Lluis Cortés only became Barcelona coach in January, but already he has guided the club to its first UEFA Women’s Champions League final. Though Olympique Lyonnais may start as favourites he believes his side are more than capable of surprising the five-time champions

What was it like to make the step up to Barcelona coach this season?

It’s been a very important change for me. Before, I was an assistant and had a position within the coaching staff. I worked with the team 

and the players but it’s different being the one who is entirely responsible. It’s been a great role change, everyone has helped me a lot and I think that has made the transition a lot easier.

How was it for the players? Did you have to gain their trust?

Luckily I have known a lot of the players for years. I have worked with some of them since they were 11 or 12 years old. That made it a lot easier and, of course, I was the assistant before. But now I’m the coach and the one who makes the decisions. Some will be popular, others not so much.

What have you contributed to the team to help them reach the final?

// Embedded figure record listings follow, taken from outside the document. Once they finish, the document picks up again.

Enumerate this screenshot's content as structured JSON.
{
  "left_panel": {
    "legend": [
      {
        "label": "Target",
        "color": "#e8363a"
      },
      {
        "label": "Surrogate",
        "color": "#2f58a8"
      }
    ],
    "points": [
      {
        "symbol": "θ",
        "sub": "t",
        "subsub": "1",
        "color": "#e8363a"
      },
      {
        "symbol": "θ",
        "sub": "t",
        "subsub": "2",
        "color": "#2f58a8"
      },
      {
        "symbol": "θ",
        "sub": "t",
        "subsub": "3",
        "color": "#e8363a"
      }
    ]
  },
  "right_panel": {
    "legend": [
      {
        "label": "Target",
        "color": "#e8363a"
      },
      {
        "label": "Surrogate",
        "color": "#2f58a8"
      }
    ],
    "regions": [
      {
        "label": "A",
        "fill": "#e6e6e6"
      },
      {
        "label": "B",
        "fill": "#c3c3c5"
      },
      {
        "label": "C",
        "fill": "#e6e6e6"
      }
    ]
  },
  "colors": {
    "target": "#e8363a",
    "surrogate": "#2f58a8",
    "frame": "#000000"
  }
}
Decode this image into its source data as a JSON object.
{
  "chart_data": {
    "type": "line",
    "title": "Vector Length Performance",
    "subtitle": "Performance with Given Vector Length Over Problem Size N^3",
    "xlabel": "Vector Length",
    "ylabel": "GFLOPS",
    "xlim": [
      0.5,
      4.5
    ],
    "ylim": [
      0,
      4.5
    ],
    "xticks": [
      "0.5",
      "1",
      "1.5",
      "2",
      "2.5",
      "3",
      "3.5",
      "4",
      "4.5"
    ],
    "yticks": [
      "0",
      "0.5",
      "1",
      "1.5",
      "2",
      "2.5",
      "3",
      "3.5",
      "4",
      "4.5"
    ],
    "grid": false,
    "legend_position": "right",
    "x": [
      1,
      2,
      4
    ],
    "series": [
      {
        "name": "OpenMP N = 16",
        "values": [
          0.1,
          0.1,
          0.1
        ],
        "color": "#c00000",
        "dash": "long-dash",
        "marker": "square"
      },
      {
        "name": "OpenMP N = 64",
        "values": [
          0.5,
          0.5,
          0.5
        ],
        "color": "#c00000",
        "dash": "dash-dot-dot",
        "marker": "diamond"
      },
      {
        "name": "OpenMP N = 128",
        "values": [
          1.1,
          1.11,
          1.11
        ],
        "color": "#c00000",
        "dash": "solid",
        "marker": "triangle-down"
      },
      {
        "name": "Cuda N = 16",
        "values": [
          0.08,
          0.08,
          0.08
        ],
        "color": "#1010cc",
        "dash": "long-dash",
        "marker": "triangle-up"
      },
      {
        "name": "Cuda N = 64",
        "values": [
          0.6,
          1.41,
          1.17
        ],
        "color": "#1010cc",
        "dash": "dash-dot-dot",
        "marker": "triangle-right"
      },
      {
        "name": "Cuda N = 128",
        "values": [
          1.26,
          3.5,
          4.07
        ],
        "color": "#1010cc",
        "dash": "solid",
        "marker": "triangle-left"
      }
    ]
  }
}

The team has been doing a great job, not just tactically but at all conceptual levels of the game. We’ve been capable of dealing with the emotional side, which has allowed the players to feel freer and have more confidence to develop their game. I think when we go out to play we need to have well-defined core ideas, which is what I try to communicate with the players. I also try to include and integrate players from outside but, above all, [I try to] help them to work on the emotional side. This allows them to take a step forward to improve.

Will the players be confident against a very good Olympique Lyonnais team?

We’re playing against a team who have a higher budget than us and they have the best players in every position, so I think we need to work on the team’s confidence because that is what has brought us to this point. We need to focus on our game, on what makes us strong and what we did against Bayern München [in the semi-finals]. From that, we can reinforce our players’ confidence because from the outside looking into our environment, we feel smaller than Lyon, so we need to smooth that out and make ourselves big, to put on a brave and daring performance in order to compete in this final.

Given the fact that current holders Lyonnais are so well known, will that help in any way?

We know our rivals very well so, of course, leading up to the game, we’ll be discussing them, highlighting their strengths, weaknesses and where we can hurt them. We know a lot about their players. They’ve had the same coach for years, they’ve been playing for years at the highest level with a group of similar players and last year we competed against them [in the quarter-finals]. I think we learnt that they are mortal, that they are players who you can compete against.

What would you say have been your team’s strengths in the competition to date?

I think the key has been not to concede goals. In the last round we managed not to concede any goals. That doesn’t mean that we just set out to defend. I think attacking is the best form of defence. We’ve had games with long periods of possession – that is typical for us – and then we’ve attacked 

in the final third and had lots of shots on target. I think this team also does well when it’s faced with tough challenges. We have a group of players who hear the words “Champions League” and that gives them a boost, so they are capable of giving just a bit more than in a normal match.

So it’s very similar to the Barcelona men’s DNA?

That’s right. In the end, that’s our club. It would be very difficult to play any other way. The coaches believe in it and we need to sign players who we believe are capable of buying into it. I think one of the club’s strengths is its style of play. Our style is something we can’t sacrifice. We need to be aware of that and keep aiming to win trophies while remaining true to our style of play.

What would it mean both for the team and you personally to win the competition this season?

It would be a dream come true. It would be a very big deal. We put a lot of hours into this; not only the players but also the members of staff. We all take time away from our families, our partners, and we dedicate a lot of time to this club. To be able to finish the season winning the Champions League would be a great prize and great recognition of all the work and time we’ve put into this club.